Sorry, Brian. It's true his approval numbers are slipping, but many of those disapproving are disapproving for reasons exactly the opposite of what the Democrats disapprove of him for. Given a choice between him and Kerry, they'll mostly vote for Bush.
It's no different than the high numbers 18 months ago. Even those Democrats saying they approved would still have rather had a Democrat, as I said then when my fellow conservatives were gloating and the libs on the board were depressed.
The situation, for all the noise since then, has not changed materially, or at least not yet.
Furthermore, a large chunk of the national electorate isn't even tuned in yet, and won't be until Labor Day. Up until January 1, it looked as if Howard Dean had the Democratic nomination locked up, based on most of the polls. But the polls weren't reflecting anything but the hard-core political types who pay attention all the time, and the rest of the party weren't nearly as enthused over Dean as the hard-core.

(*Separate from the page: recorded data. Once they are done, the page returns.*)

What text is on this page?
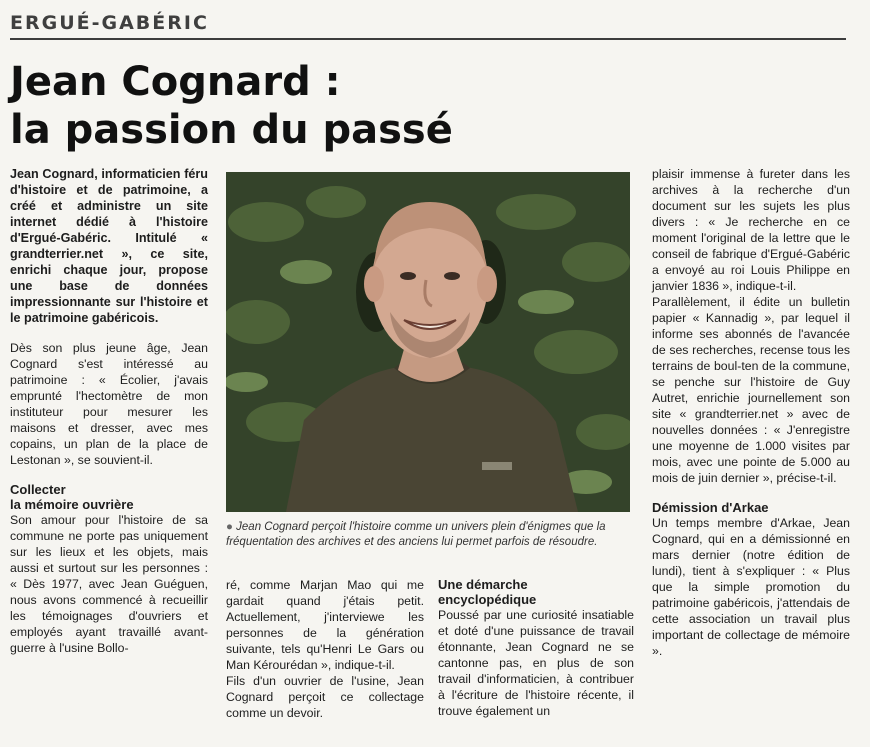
ERGUÉ-GABÉRIC
Jean Cognard :
la passion du passé

Jean Cognard, informaticien féru d'histoire et de patrimoine, a créé et administre un site internet dédié à l'histoire d'Ergué-Gabéric. Intitulé « grandterrier.net », ce site, enrichi chaque jour, propose une base de données impressionnante sur l'histoire et le patrimoine gabéricois.

Dès son plus jeune âge, Jean Cognard s'est intéressé au patrimoine : « Écolier, j'avais emprunté l'hectomètre de mon instituteur pour mesurer les maisons et dresser, avec mes copains, un plan de la place de Lestonan », se souvient-il.

Collecter
la mémoire ouvrière

Son amour pour l'histoire de sa commune ne porte pas uniquement sur les lieux et les objets, mais aussi et surtout sur les personnes : « Dès 1977, avec Jean Guéguen, nous avons commencé à recueillir les témoignages d'ouvriers et employés ayant travaillé avant-guerre à l'usine Bollo-

● Jean Cognard perçoit l'histoire comme un univers plein d'énigmes que la fréquentation des archives et des anciens lui permet parfois de résoudre.

ré, comme Marjan Mao qui me gardait quand j'étais petit. Actuellement, j'interviewe les personnes de la génération suivante, tels qu'Henri Le Gars ou Man Kérourédan », indique-t-il.

Fils d'un ouvrier de l'usine, Jean Cognard perçoit ce collectage comme un devoir.

Une démarche
encyclopédique

Poussé par une curiosité insatiable et doté d'une puissance de travail étonnante, Jean Cognard ne se cantonne pas, en plus de son travail d'informaticien, à contribuer à l'écriture de l'histoire récente, il trouve également un

plaisir immense à fureter dans les archives à la recherche d'un document sur les sujets les plus divers : « Je recherche en ce moment l'original de la lettre que le conseil de fabrique d'Ergué-Gabéric a envoyé au roi Louis Philippe en janvier 1836 », indique-t-il.

Parallèlement, il édite un bulletin papier « Kannadig », par lequel il informe ses abonnés de l'avancée de ses recherches, recense tous les terrains de boul-ten de la commune, se penche sur l'histoire de Guy Autret, enrichie journellement son site « grandterrier.net » avec de nouvelles données : « J'enregistre une moyenne de 1.000 visites par mois, avec une pointe de 5.000 au mois de juin dernier », précise-t-il.

Démission d'Arkae

Un temps membre d'Arkae, Jean Cognard, qui en a démissionné en mars dernier (notre édition de lundi), tient à s'expliquer : « Plus que la simple promotion du patrimoine gabéricois, j'attendais de cette association un travail plus important de collectage de mémoire ».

So don't take any of the polls too seriously yet. We've still got the rest of the summer, the conventions, the Labor Day critical point, the debates, and several tens or hundreds of millions of dollars worth of dirty tricks, attack ads, and speeches to get through between now and November. It's actually quite early yet.

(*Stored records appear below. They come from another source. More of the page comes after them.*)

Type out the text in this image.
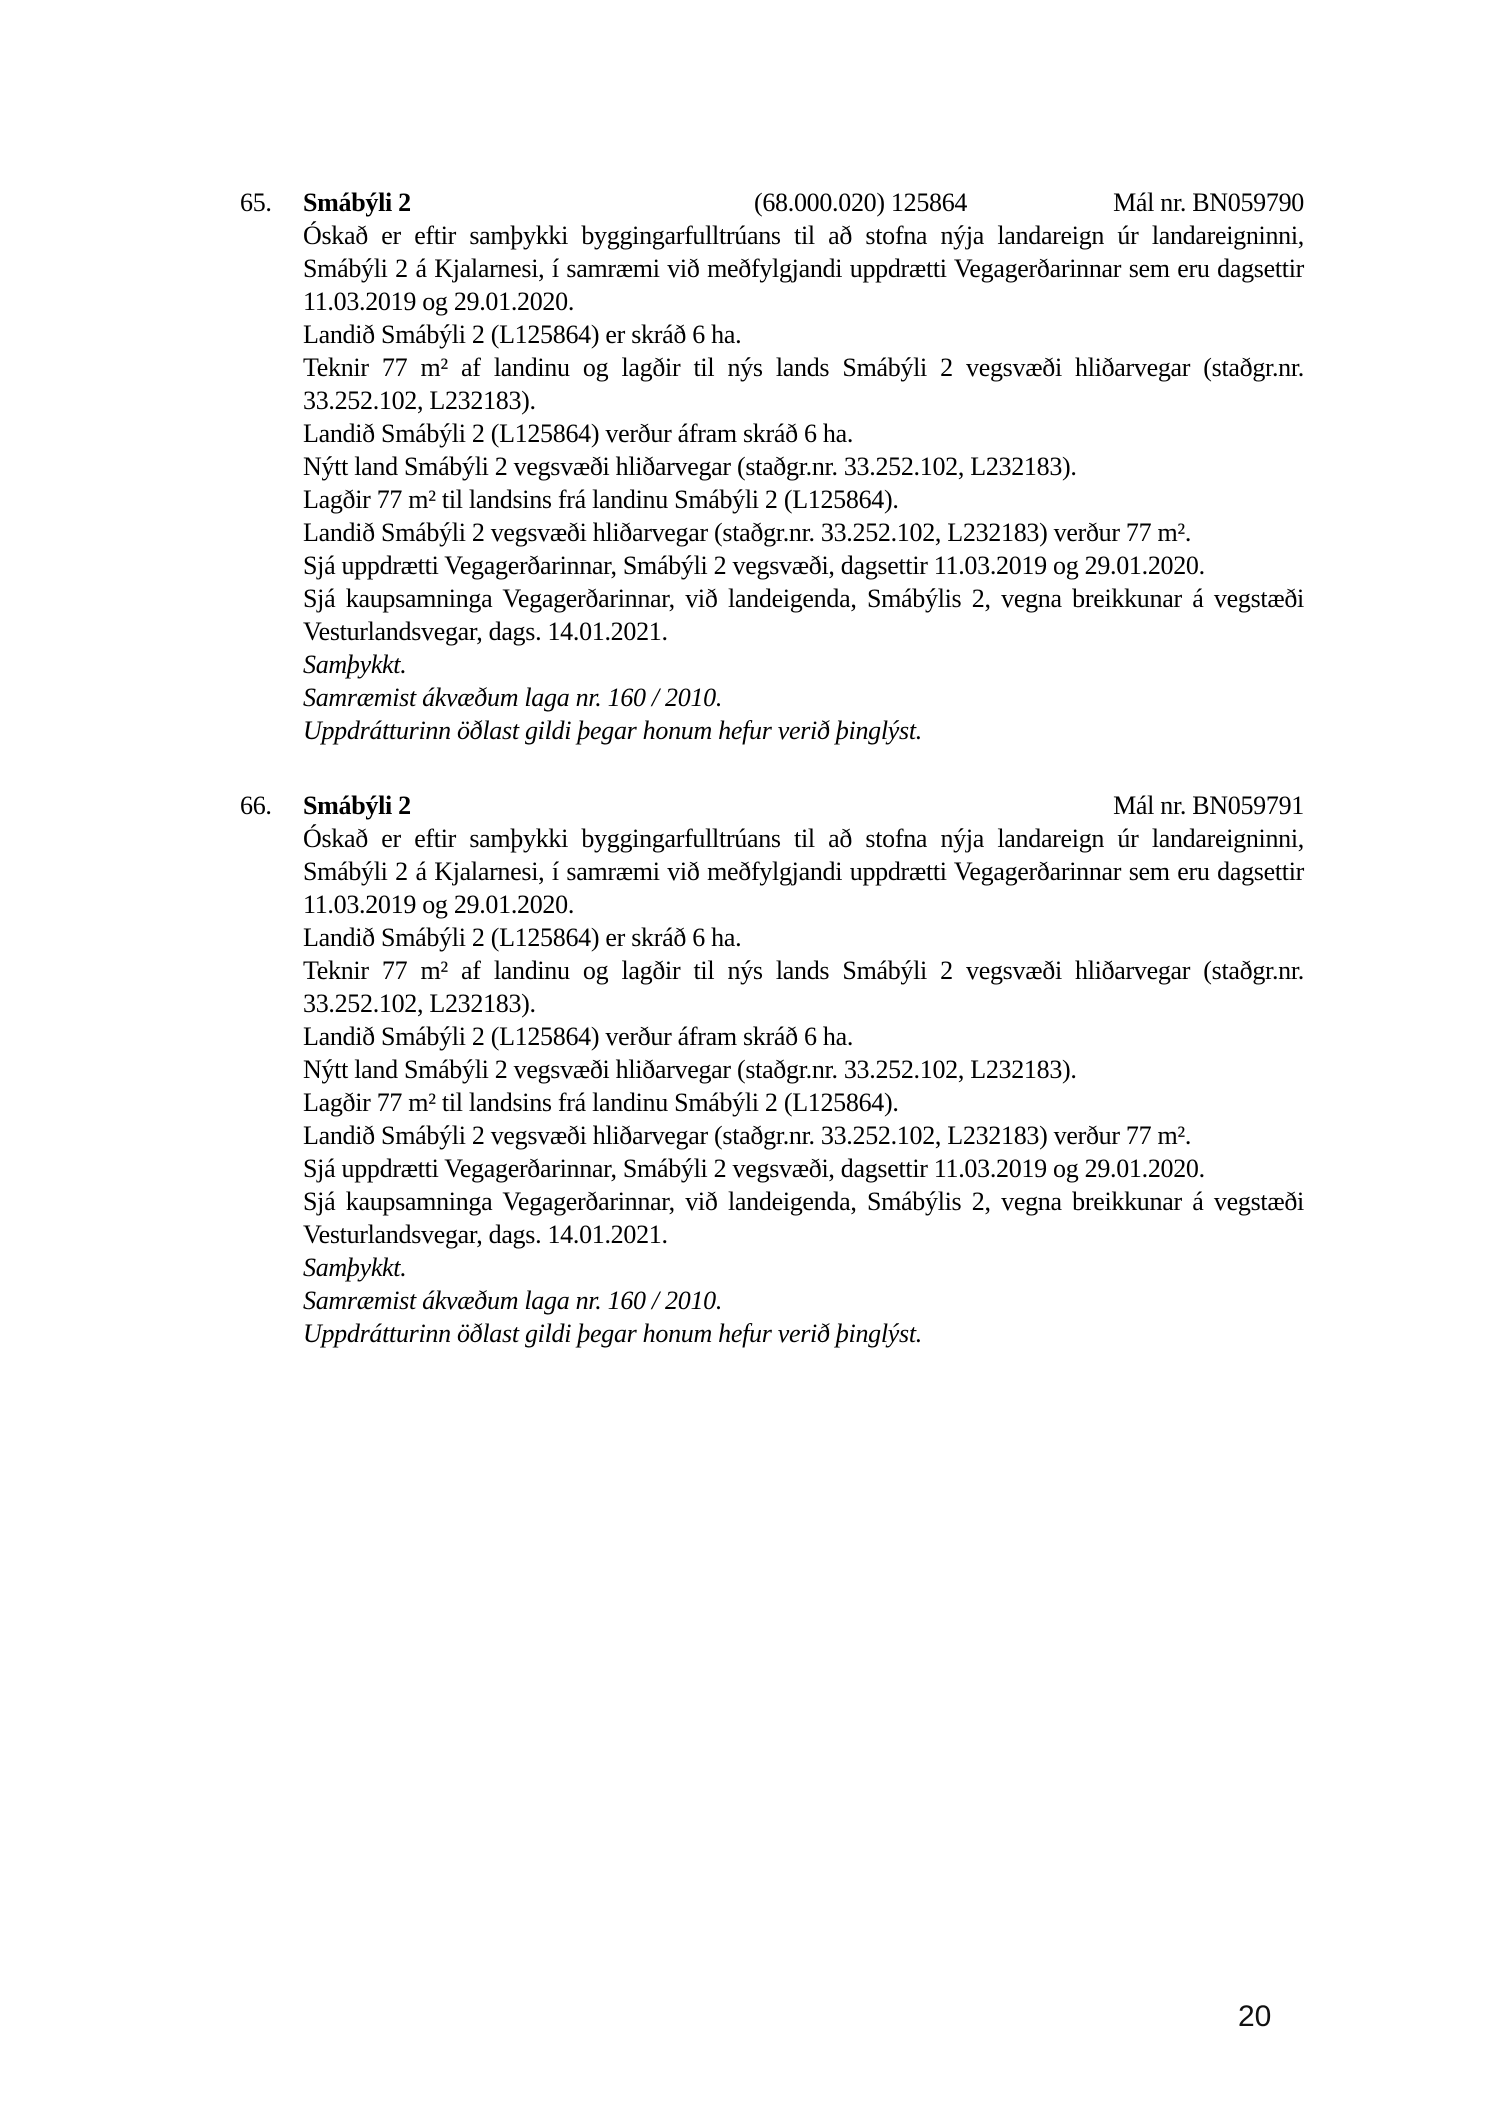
65. Smábýli 2	(68.000.020) 125864	Mál nr. BN059790

Óskað er eftir samþykki byggingarfulltrúans til að stofna nýja landareign úr landareigninni, Smábýli 2 á Kjalarnesi, í samræmi við meðfylgjandi uppdrætti Vegagerðarinnar sem eru dagsettir 11.03.2019 og 29.01.2020.

Landið Smábýli 2 (L125864) er skráð 6 ha.

Teknir 77 m² af landinu og lagðir til nýs lands Smábýli 2 vegsvæði hliðarvegar (staðgr.nr. 33.252.102, L232183).

Landið Smábýli 2 (L125864) verður áfram skráð 6 ha.

Nýtt land Smábýli 2 vegsvæði hliðarvegar (staðgr.nr. 33.252.102, L232183).

Lagðir 77 m² til landsins frá landinu Smábýli 2 (L125864).

Landið Smábýli 2 vegsvæði hliðarvegar (staðgr.nr. 33.252.102, L232183) verður 77 m².

Sjá uppdrætti Vegagerðarinnar, Smábýli 2 vegsvæði, dagsettir 11.03.2019 og 29.01.2020.

Sjá kaupsamninga Vegagerðarinnar, við landeigenda, Smábýlis 2, vegna breikkunar á vegstæði Vesturlandsvegar, dags. 14.01.2021.

Samþykkt.

Samræmist ákvæðum laga nr. 160 / 2010.

Uppdrátturinn öðlast gildi þegar honum hefur verið þinglýst.

66. Smábýli 2	Mál nr. BN059791

Óskað er eftir samþykki byggingarfulltrúans til að stofna nýja landareign úr landareigninni, Smábýli 2 á Kjalarnesi, í samræmi við meðfylgjandi uppdrætti Vegagerðarinnar sem eru dagsettir 11.03.2019 og 29.01.2020.

Landið Smábýli 2 (L125864) er skráð 6 ha.

Teknir 77 m² af landinu og lagðir til nýs lands Smábýli 2 vegsvæði hliðarvegar (staðgr.nr. 33.252.102, L232183).

Landið Smábýli 2 (L125864) verður áfram skráð 6 ha.

Nýtt land Smábýli 2 vegsvæði hliðarvegar (staðgr.nr. 33.252.102, L232183).

Lagðir 77 m² til landsins frá landinu Smábýli 2 (L125864).

Landið Smábýli 2 vegsvæði hliðarvegar (staðgr.nr. 33.252.102, L232183) verður 77 m².

Sjá uppdrætti Vegagerðarinnar, Smábýli 2 vegsvæði, dagsettir 11.03.2019 og 29.01.2020.

Sjá kaupsamninga Vegagerðarinnar, við landeigenda, Smábýlis 2, vegna breikkunar á vegstæði Vesturlandsvegar, dags. 14.01.2021.

Samþykkt.

Samræmist ákvæðum laga nr. 160 / 2010.

Uppdrátturinn öðlast gildi þegar honum hefur verið þinglýst.

20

Moreover, his current numbers aren't the problem so much as the trend. If he doesn't reverse that trend, it's going to be a Kerry landslide.
Brian, Kerry will be lucky to win a narrow margin. Nothing has changed, not even 911 changed anything that mattered.
Do you really imagine that the people who voted for Bush in 2000 have magically come to prefer a Democratic/liberal view? The discontent on their side is that Bush is giving in too easily! You're not going to like what's likely to happen over the next few months, but get ready, because odds are the polls are going to gyrate back and forth, and then stabilize in something like a close race.